Each September, Highland Rivers Behavioral Health recognizes National Recovery Month — and we celebrate individuals everywhere who are working toward or living in recovery.
We use this occasion not only to raise awareness of the importance of recovery to individuals, families and communities, but to emphasize — clearly and repeatedly — that recovery is always possible. We also choose a theme for Recovery Month that we use internally. This year our theme is “Recovery is in our Roots,” and I can’t think of a better way to describe the foundation of our work.

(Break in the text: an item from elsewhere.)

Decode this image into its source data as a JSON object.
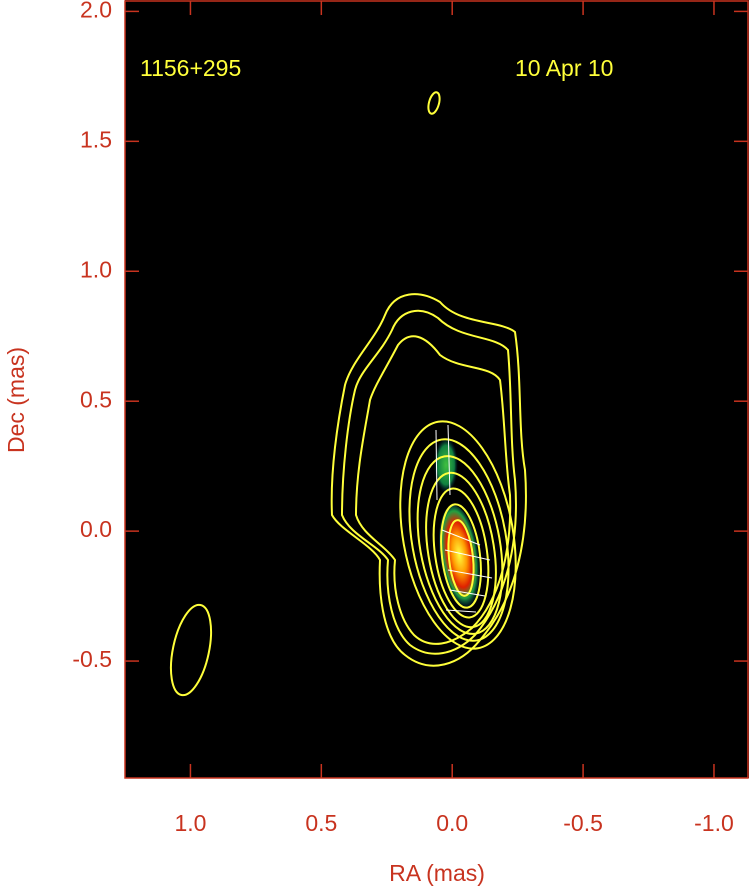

Recently, I wrote about the importance of Georgia’s 22 community service boards, public safety-net agencies like Highland Rivers Behavioral Health that ensure behavioral health services are available to everyone who might need them. But the overriding goal of the services we provide, the treatments for mental health and substance use disorders, is recovery. In that sense recovery has always been in our roots — it is what we do, it is our business. Recovery is who we are.
An important part of this work is educating our communities about what recovery means, what recovery is. Many people tend to think of recovery in terms of physical health, where recovering means being restored to a state of good health, going back to the way things were before an illness or injury. Recovery in terms of mental health or substance use disorders is a bit different. The National Alliance on Mental Illness explains this distinction well on its website:
“The term ‘recovery’ refers to the process of learning how to minimize the symptoms associated with (mental illness or substance use disorder). Note that recovery does not mean symptoms stop entirely or that deficits disappear. Ultimately, recovery is not synonymous with ‘cured.’ Rather, it means reaching a place where you are able to pursue a safe, dignified and meaningful life.”
So living in recovery with a behavioral health disorder does not mean going back to the way things were before — and indeed, many individuals with mental illness or substance use disorder don’t want to go back to “before.” Instead, recovery moving forward, managing the illness so that it does not interfere with being able to live independently in the community, hold a job, raise a family, go to school — to be your best.
MentalHealth.gov lists four key dimensions that support a life in recovery:
♦ Health: Overcoming or managing one’s disease(s) or symptoms and making informed, healthy choices that support physical and emotional well-being.
♦ Home: Have a stable and safe place to live.
♦ Purpose: Engaging in meaningful daily activities, such as a job or school, volunteering, caring for your family or being creative; working for independence, income and resources to participate in society.
♦ Community: Building relationships and social networks that provide support, friendship, love and hope.
The Substance Abuse and Mental Health Services Administration provides this perspective on treatment and recovery: “The process of recovery is highly personal and occurs via many pathways. It may include clinical treatment, medications, faith-based approaches, peer support, family support, self-care and more. Recovery is characterized by continual growth and managing setbacks. Hope, the belief that challenges and conditions can be overcome, is the foundation of recovery.”
As you can see, recovery is a multi-faceted process with many dimensions, treatments and supports. It is not a cure or a return to a previous state, and it is fundamentally based on hope. Above all, recovery is an improved state of health and wellbeing, and a better quality of life.
At Highland Rivers, it is our privilege to work with individuals on their unique path to recovery — to know that we make a difference in the lives of thousands of individuals each year, to help them find hope and build a future in which they are the best they can be. Because recovery is in our roots, and recovery is always possible.